In realtà, in India la parola “casta” ha un’accezione ben specifica, e stratifica la popolazione, condannando i “fuori casta” – dalit, gli “intoccabili” – a condizioni di vita disumane e lavori degradanti nelle fogne indiane.

Qualcuno preoccupato c’è, e non senza ragione. Le minoranze religiose scontano il prezzo del nazionalismo indù del BJP, diventato corrente predominante in questi ultimi cinque anni. La comunità cristiana indiana è sottoposta a continue vessazioni su più fronti: sono continue le aggressioni fisiche, gli atti di vandalismo contro le chiese, e in molti (in particolare i pastori protestanti) sono fermati con l’accusa di “conversioni forzate”.

Decine di musulmani sono stati linciati dai “protettori delle vacche”, gruppo radicale indù che punisce chiunque sia sorpreso a vendere la carne dell’animale sacro per l’induismo, nonostante in alcuni Stati dell’India la vendita sia legale.
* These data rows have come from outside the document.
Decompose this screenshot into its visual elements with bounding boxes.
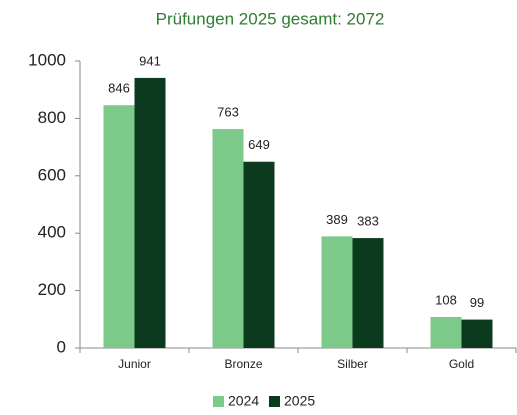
- data-label: 649: [248, 137, 270, 152]
- y-tick-label: 800: [38, 108, 66, 127]
- bar: [321, 236, 353, 348]
- y-tick-label: 600: [38, 165, 66, 184]
- data-label: 941: [139, 53, 161, 68]
- y-tick-label: 200: [38, 280, 66, 299]
- x-tick-label: Silber: [337, 357, 368, 371]
- legend-swatch: [213, 396, 224, 407]
- bar: [243, 161, 275, 348]
- bar: [430, 317, 462, 348]
- x-tick-label: Bronze: [224, 357, 262, 371]
- y-tick-label: 400: [38, 223, 66, 242]
- bar: [352, 238, 384, 348]
- x-tick-label: Gold: [449, 357, 474, 371]
- legend-label: 2025: [284, 393, 315, 409]
- y-tick-label: 1000: [28, 50, 66, 69]
- legend-swatch: [269, 396, 280, 407]
- bar: [212, 129, 244, 348]
- data-label: 383: [357, 214, 379, 229]
- y-tick-label: 0: [57, 337, 66, 356]
- bar: [103, 105, 135, 348]
- data-label: 846: [108, 81, 130, 96]
- chart-title: Prüfungen 2025 gesamt: 2072: [156, 9, 385, 28]
- bar: [461, 319, 493, 348]
- x-tick-label: Junior: [118, 357, 151, 371]
- data-label: 99: [470, 295, 484, 310]
- data-label: 389: [326, 212, 348, 227]
- data-label: 763: [217, 104, 239, 119]
- bar: [134, 77, 166, 349]
- data-label: 108: [435, 292, 457, 307]
- legend-label: 2024: [228, 393, 259, 409]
Secondo un rapporto di febbraio di Human Rights Watch, fra il maggio 2015 e il dicembre 2018 i radicali indù hanno ucciso 44 persone, fra cui 36 musulmani.

Ultima (ma non ultima) questione particolarmente spinosa in India è quella femminile. Che le donne siano oggetto di discriminazione nel subcontinente indiano è risaputo: stupri, femminicidi, aborti selettivi, e la lista continua. Considerando che metà degli aventi diritto al voto erano donne, non stupisce che tutti i partiti abbiano trattato il problema nei propri manifesti elettorali. Stando ai dati di venerdì, il numero delle donne in parlamento dovrebbe salire al 14% (due punti percentuali in più rispetto alla scorsa legislazione). Se questo comporterà un reale cambiamento – considerando che l’induismo è molto restrittivo nei confronti delle donne – sarà da vedere.